In my childhood years in South Georgia, we celebrated the New Year with collards (green was the color of money, therefore you might become rich), black-eyed peas and country ham. As far as I know, none of my folks had heard the term “Hoppin’ John”; perhaps we were too far back in the country to hear about the traditions of others. Whatever the name, though, the meals were pretty much the same across the culture. Many of our food traditions came from African influences. Some food historians say that Hoppin’ John originated in South Carolina among the slave communities there. Like so many of our traditions, the actual facts get lost in the passing of time. But one thing remains certain: in the South; on New Year’s Day, a majority of us will feast on something similar to Hoppin’John.

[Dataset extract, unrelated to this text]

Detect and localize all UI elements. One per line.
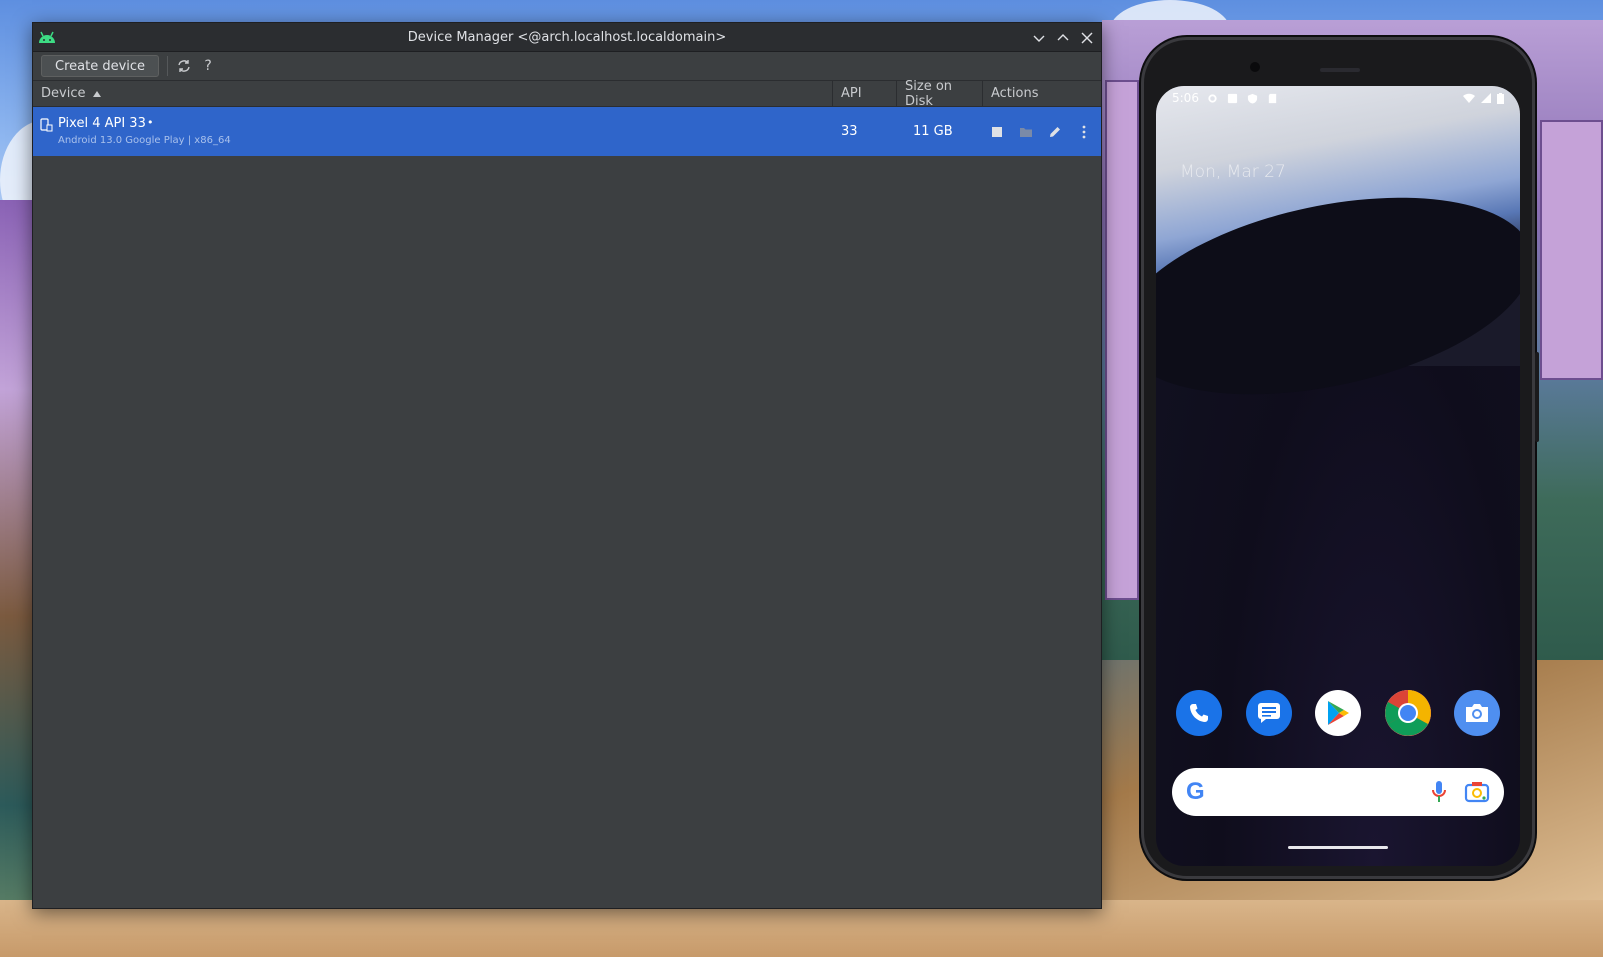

There are as many recipes for this New Year standard as there are cooks and chefs and food writers. The recipes have one thing in common: rice and black-eyed peas. Some food writers believe that the meal we eat today cannot compare to the earlier versions, when the rice was of a different quality. In fact, a fairly recent marketing trend offers Carolina Gold Rice, described as “the grandfather of long-grained rice in the Americas” that can be bought on the internet for about $10 per pound — a little pricier than Mahatma or Uncle Ben’s. And there are articles in national newspapers and magazines that suggest this is not a tasty dish and that nothing will improve it. But for those of us who have been raised on it, who love our traditions and will challenge anyone who speaks ill of how we prepare our food, Hoppin’ John is an annual rite of passage into the New Year (eaten, usually, as one watches a football game).
The following recipe is an amalgamation of several, and includes changes I’ve made over the years. Very little in life is set in stone, least of all a recipe for such a dish. So, experiment with it, add to, take from, change around, make it your own. Then one day someone will say “I want it just the way Mama made it”  — though Mama made it differently each year.

Hoppin’ John
2 cups dried black-eyed peas (or dried red field peas, which are used in some traditions)
½ pound cured salt pork or country ham
1 large onion, finely chopped
2 garlic cloves, minced
¼ teaspoon crushed red pepper
½ teaspoon dried thyme
1 bay leaf
Black pepper to taste
Salt to taste
1 cup long-grained rice, uncooked
1 cup finely chopped green onions (scallions) for garnish
Wash and drain peas, then cover with water and soak overnight. Drain and place in large pot with 3 pints of water. Bring peas to a boil over medium heat; reduce heat to a slow simmer and then cover the pot and simmer for 30 minutes. Add pork, onion, garlic and other seasonings except for salt. Cover the pot and simmer 1 to 2 hours, until the peas are tender. Now taste and correct for salt. If the pork was very salty you may not need to add more salt. Use your judgment.  Place two cups of the pea broth in a separate pot and bring to boil over medium heat. Add the rice, bring it to a boil, reduce heat, cover the rice and follow package directions for cooking time (usually 15 to 20 minutes). When the rice is ready, drain the broth from the peas but do not discard yet. Fluff the rice with a fork and gently mix in the peas, tossing them with a fork rather than stirring with a spoon. If the mixture is a little dry, add a bit of the reserved broth, but be careful, a spoonful or two should be plenty. Serve in bowls with a few green onions sprinkled on top and perhaps with a small piece of pork added to each serving. Have pepper sauce and/or Tabasco available for those who prefer a bit more heat. Add a piece of that cornbread you’ve been baking in the oven while the rice was cooking. Now pause, give thanks for a new year, for food to eat, for loved ones with whom you are sharing it. Don’t look back. 2018 has arrived.